300,000 Bottles Used in New Taco Bell Campaign Recalled


Taco Bell on Friday began a voluntary recall of 300,000 plastic water bottles being sold as promotional items after receiving reports that they posed a risk to small children who could pull out and possibly choke on the small, movable tops.

The recall came just four days after Taco Bell started sales of the neon-colored bottles for 99 cents each as part of a $12-million “tacos to go” advertising promotion featuring professional bicycle racer Greg LeMond. The bottles were being sold at 2,700 Taco Bell stores nationwide.

The recall was launched after Irvine-based Taco Bell and the bottle’s manufacturer, Specialized Bicycle Components of Morgan Hill, informed the U.S. Consumer Product Safety Commission about the potential hazard.

On Thursday, Taco Bell halted sales of the brightly-colored sports bottle after receiving reports of three incidents in which children pulled off the tops--similar in design to the top on bottle of dish-washing liquid--and attempted to swallow them.


In one case, Specialized officials said a parent performed the Heimlich maneuver on a child who had started to choke on the bottle top, which was stuck in his windpipe. In another, the bottle top was removed from the child’s mouth before he choked.

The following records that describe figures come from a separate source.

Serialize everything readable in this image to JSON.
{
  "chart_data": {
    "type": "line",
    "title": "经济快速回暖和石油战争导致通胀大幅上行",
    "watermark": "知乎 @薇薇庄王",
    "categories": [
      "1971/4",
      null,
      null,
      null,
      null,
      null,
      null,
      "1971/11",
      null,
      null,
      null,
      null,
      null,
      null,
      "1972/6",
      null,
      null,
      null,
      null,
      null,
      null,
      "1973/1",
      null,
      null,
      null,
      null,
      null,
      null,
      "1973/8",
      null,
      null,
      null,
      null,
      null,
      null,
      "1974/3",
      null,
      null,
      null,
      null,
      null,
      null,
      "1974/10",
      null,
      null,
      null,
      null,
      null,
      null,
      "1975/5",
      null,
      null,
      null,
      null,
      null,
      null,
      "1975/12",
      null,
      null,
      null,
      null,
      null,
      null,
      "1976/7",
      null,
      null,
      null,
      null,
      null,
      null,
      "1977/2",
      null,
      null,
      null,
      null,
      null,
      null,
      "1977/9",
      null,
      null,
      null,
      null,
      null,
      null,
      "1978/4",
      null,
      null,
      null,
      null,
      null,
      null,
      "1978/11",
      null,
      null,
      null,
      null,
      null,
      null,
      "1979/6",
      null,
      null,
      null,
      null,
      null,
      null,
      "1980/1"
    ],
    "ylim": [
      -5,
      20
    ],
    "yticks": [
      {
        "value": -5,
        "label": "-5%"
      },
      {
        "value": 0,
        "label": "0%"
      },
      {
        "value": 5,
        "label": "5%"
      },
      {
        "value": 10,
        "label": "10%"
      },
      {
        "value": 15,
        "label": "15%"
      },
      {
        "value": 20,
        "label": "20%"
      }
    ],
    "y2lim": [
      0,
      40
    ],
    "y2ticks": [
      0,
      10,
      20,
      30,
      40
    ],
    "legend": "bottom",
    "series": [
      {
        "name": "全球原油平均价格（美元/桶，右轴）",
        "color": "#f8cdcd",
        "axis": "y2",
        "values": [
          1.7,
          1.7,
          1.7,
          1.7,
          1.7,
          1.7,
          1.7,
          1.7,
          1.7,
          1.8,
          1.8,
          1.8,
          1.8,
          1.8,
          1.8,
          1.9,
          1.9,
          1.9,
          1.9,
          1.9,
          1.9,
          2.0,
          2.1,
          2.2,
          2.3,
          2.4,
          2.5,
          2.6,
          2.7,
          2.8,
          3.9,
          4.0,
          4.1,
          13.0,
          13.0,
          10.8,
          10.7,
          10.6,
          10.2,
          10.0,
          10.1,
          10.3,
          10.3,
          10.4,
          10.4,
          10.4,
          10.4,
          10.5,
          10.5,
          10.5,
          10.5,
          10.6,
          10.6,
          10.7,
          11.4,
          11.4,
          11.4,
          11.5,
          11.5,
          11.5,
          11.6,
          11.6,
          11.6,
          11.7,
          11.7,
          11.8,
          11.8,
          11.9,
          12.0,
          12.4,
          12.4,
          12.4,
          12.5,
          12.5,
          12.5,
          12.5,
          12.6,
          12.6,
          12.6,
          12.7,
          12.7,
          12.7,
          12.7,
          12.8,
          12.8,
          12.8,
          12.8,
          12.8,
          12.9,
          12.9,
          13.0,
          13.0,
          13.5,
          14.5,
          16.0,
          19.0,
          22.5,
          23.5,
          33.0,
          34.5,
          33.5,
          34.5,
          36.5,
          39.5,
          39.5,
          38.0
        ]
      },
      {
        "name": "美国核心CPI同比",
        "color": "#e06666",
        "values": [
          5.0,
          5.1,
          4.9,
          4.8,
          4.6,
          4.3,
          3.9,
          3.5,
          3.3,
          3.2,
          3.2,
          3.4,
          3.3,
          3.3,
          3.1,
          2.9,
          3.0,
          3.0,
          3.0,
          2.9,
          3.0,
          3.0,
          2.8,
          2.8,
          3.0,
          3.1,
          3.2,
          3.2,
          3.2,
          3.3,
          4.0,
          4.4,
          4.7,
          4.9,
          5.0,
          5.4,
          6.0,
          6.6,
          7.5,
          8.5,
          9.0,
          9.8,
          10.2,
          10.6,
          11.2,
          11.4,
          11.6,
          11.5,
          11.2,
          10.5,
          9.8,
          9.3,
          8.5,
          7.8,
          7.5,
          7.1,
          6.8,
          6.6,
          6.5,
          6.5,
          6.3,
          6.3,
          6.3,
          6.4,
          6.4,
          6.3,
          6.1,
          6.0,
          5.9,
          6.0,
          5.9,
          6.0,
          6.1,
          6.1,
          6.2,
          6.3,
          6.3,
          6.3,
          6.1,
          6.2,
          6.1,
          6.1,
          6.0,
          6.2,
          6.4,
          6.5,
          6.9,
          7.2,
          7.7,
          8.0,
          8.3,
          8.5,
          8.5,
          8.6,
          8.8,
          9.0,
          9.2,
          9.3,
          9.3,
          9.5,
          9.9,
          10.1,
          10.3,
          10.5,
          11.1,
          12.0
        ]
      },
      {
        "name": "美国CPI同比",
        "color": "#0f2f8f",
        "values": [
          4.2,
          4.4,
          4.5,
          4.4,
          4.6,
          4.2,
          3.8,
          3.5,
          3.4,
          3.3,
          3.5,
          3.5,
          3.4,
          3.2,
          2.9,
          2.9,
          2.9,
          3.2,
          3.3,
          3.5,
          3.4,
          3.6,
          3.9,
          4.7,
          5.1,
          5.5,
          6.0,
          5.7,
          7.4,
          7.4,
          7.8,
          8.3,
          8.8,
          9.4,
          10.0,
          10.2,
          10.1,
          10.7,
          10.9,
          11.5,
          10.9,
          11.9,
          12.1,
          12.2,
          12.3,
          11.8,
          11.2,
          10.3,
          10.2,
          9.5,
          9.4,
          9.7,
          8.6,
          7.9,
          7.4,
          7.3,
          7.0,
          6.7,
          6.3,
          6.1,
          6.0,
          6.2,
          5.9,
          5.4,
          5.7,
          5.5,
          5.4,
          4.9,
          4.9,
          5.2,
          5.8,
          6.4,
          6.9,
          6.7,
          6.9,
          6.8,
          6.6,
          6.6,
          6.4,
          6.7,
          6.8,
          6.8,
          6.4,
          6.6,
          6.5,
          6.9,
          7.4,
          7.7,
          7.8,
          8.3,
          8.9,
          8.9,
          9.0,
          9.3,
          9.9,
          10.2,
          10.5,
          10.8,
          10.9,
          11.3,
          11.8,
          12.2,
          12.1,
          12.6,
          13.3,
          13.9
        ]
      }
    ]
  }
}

Company officials declined to provide other details about the incidents, which occurred at undisclosed locations in the Midwest.

Taco Bell said that it ordered 2.5 million of the bottles for the campaign but that only about 300,000 were sold as of Thursday. Taco Bell spokesman Elliott Bloom said the bottles can be returned to Taco Bell for a full refund.

Specialized, the nation’s largest maker of bicycle water bottles, has produced more than 10 million of the containers over the last decade without reported risk or injury, said company spokesman Ken Brenner.


He said the company has stopped all production and distribution of the water bottle because of the Taco Bell recall, although it was still being sold through bicycle shops and other speciality retailers.

The bottle has three pieces: the main container; a cap; and a small mouthpiece closure top, called a poppet. The poppet is designed to be pulled with the teeth as a person is riding a bicycle. Bloom said the poppet was designed to come off with a hard pull so that the bottle can be cleaned.

But this feature also poses a potential choking hazard to children, Taco Bell said in a statement. The company said care should be taken not to allow young children to have access to the bottles.

Bloom said company officials worked through the night Thursday to make a presentation to the consumer commission. By law, companies are required to notify the agency in a timely manner when they suspect that a product is hazardous, said commission spokeswoman Anne L. Pavlich.

“We went to the commission as soon as this thing was reported to us,” Bloom said.

Times staff writer John O’Dell contributed to this article.